No dia 14 de junho, o auditório da CUT Brasília será palco do debate “Por que afirmamos que é Golpe?” sobre o ataque político-jurídico-midiático que atingiu o país em 2016 e destituiu uma presidenta legitimamente eleita pelo povo brasileiro. A discussão será filmada e resultará em uma videoaula para o curso online “Golpe 16: Efeitos para a classe trabalhadora”, promovido pela Central Única dos Trabalhadores. A atividade terá como debatedor o professor de Ciência Política da UnB, Luis Felipe Miguel, e inicia às 19h.

Segundo a secretária nacional de Formação da CUT, Rosane Bertotti, o “Golpe 16” faz parte da estratégia da Central de dialogar com a sociedade para que haja uma reflexão sobre os impactos do golpe na vida dos brasileiros e brasileiras e, em especial, da classe trabalhadora.  “Desde a ascensão do golpista Temer ao poder, o país foi submetido a uma agenda de retrocessos nos direitos fundamentais, trabalhistas, sociais e socioambientais, com uma drástica restrição às liberdades, uma ampliação descabida das desigualdades sociais e o entreguismo de bens públicos e serviços fundamentais.

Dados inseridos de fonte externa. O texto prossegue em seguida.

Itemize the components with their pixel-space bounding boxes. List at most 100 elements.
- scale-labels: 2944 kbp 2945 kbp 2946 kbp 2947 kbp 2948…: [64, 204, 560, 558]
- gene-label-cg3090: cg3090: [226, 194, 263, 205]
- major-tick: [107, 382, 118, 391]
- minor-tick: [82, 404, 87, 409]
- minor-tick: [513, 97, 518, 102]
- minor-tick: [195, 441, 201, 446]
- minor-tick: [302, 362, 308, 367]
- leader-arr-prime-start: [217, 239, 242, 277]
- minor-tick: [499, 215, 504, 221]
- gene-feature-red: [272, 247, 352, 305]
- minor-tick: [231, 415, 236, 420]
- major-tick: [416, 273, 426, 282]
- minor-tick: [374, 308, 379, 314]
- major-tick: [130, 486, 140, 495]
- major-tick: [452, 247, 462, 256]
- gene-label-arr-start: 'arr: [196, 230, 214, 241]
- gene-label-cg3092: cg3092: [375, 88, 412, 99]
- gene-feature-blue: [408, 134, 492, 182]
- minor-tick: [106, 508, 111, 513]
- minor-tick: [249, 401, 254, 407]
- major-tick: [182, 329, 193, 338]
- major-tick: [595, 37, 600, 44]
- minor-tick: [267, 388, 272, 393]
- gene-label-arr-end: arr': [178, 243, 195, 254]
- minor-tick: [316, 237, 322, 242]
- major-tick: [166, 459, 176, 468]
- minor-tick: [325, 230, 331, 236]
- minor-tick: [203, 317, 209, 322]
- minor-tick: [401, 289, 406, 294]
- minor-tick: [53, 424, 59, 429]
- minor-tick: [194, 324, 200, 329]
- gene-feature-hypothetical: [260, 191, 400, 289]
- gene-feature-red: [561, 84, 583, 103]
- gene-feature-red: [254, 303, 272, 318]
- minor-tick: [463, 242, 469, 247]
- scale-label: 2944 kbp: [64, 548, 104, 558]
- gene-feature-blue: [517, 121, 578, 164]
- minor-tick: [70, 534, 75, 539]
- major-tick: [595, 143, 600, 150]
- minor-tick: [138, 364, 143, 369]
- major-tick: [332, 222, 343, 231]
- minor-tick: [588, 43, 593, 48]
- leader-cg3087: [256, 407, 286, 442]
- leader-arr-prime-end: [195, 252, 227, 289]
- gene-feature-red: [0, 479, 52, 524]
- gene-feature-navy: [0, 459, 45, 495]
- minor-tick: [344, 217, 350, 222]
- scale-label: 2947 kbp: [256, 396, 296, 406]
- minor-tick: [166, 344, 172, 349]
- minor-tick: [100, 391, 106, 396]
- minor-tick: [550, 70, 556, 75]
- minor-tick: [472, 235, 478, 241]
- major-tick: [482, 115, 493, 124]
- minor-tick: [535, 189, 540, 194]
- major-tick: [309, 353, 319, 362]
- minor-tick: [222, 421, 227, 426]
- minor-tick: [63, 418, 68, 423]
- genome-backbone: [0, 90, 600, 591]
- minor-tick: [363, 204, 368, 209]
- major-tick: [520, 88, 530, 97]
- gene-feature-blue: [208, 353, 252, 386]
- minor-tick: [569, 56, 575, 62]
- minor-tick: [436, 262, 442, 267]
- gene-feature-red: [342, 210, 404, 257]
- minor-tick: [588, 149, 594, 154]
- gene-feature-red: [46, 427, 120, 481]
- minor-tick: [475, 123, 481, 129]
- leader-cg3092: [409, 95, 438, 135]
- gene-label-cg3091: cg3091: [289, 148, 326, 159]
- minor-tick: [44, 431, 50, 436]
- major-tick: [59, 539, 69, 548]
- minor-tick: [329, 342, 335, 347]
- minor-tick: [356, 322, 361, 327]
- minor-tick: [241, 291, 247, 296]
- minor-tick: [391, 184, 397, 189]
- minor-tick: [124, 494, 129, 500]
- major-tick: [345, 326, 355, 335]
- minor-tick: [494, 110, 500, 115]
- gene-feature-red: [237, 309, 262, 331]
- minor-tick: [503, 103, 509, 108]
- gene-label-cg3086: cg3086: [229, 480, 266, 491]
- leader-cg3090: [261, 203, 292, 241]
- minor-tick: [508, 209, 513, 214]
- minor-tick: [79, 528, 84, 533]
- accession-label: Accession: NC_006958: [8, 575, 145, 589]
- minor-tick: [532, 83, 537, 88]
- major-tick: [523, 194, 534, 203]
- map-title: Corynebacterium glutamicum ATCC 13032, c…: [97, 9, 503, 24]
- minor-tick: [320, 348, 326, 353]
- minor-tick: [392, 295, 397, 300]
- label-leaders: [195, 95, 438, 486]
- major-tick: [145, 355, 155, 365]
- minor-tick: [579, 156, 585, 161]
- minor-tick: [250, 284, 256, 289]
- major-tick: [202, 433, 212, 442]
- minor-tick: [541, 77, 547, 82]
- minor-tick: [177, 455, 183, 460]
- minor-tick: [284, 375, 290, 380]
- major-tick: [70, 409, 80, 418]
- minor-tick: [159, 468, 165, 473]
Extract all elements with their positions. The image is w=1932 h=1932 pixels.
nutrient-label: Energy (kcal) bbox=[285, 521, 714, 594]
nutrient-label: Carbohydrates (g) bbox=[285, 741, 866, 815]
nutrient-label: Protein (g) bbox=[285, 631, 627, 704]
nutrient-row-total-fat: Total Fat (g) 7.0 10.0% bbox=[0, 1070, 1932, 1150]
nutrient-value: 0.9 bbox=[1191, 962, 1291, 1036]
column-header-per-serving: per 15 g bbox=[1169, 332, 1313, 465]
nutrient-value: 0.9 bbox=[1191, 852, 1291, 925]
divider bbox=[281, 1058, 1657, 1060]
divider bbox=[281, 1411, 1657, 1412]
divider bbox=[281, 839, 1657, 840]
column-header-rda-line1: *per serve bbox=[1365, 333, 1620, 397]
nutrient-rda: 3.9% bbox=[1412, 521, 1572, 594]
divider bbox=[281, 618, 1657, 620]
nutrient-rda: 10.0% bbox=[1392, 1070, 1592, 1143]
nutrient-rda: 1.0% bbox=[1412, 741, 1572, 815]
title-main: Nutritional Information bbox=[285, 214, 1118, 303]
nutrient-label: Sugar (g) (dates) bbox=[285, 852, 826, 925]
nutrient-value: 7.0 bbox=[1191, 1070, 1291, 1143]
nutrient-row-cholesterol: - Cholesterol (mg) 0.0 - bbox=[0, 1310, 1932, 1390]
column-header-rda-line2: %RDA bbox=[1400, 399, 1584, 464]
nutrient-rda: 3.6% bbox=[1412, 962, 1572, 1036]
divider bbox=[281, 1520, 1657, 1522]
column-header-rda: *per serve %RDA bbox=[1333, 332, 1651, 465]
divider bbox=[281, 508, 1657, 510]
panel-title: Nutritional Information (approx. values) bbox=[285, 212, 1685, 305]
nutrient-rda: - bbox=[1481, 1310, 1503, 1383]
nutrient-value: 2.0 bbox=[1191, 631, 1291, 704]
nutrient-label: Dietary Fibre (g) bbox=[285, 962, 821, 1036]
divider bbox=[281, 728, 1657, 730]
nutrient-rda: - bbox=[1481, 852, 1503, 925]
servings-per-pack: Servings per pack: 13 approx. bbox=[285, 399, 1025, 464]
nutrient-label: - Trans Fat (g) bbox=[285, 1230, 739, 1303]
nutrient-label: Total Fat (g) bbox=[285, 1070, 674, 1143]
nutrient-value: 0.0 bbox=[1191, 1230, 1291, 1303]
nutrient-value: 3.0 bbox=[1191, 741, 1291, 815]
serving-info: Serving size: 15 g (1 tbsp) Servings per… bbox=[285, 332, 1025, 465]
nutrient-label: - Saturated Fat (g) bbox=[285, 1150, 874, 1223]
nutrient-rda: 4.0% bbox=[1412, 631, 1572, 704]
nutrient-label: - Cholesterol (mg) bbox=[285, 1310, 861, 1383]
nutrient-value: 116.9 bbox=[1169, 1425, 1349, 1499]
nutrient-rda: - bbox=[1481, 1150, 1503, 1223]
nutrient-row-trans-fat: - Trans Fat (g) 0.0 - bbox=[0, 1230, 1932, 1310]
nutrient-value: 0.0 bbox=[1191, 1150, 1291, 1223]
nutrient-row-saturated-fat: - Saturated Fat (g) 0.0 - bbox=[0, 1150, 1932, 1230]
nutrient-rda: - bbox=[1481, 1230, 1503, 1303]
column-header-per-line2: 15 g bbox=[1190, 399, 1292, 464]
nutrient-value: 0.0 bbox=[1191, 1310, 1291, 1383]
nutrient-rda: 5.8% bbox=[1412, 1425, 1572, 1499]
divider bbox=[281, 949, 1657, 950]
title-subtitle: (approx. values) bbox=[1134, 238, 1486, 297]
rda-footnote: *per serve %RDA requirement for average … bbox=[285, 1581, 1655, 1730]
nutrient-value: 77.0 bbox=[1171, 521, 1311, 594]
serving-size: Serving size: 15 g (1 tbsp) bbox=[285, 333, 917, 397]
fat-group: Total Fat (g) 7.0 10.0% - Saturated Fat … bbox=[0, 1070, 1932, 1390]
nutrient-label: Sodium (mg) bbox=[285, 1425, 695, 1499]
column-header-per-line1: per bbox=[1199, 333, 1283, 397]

Diante desse quadro, a Central, unida a Universidade Federal de Pernambuco e professores convidados de diversas universidades brasileiras, montaram esse curso para que a sociedade compreenda o golpe de 2016 e identifique seus agentes e efeitos”, explicou a dirigente.

O curso terá uma carga horária de 60 horas e será realizado inteiramente na Plataforma Digital de Formação da CUT entre os meses de junho a setembro, com conteúdo programático dividido em seis módulos:
– Módulo 1: Breve Histórico de Golpes no Brasil e na América Latina
– Módulo 2: Processo que culminou no Golpe 2016
– Módulo 3: Ataques à Democracia e aos Direitos Humanos
– Módulo 4: Retirada de direitos trabalhistas e impactos no mundo do trabalho
– Módulo 5: Agravamento das Desigualdades Sociais e avanço da extrema pobreza
– Módulo 6: Ataques à política econômica de desenvolvimento e inclusão social

“Mesmo com todos os ataques à classe trabalhadora, toda a retirada de direitos e as seguidas tentativas de criminalização do movimento sindical, não deixaremos de promover a formação dos nossos dirigentes. Trata-se de uma proposta de ação concreta para ser desenvolvida nos diversos espaços sociais e junto à base”, garante a secretária de Formação da CUT Brasília, Nilza Cristina. Ela conta que a ideia é usar a internet – que o capital utiliza para manipular a sociedade – para levar a informação para o maior número possível de trabalhadores e trabalhadoras e a lugares, muitas vezes, inacessíveis. “Um curso presencial demandaria recursos, tempo e pessoal que não dispomos e alcançaria uma quantidade reduzida de participantes. Sendo online, cobriremos todo o Brasil”.

Dirigentes CUTistas de todos país poderão inscrever-se no curso online “Golpe 16: Efeitos para a classe trabalhadora” através da Plataforma Digital de Formação da CUT  até o dia 8 de junho.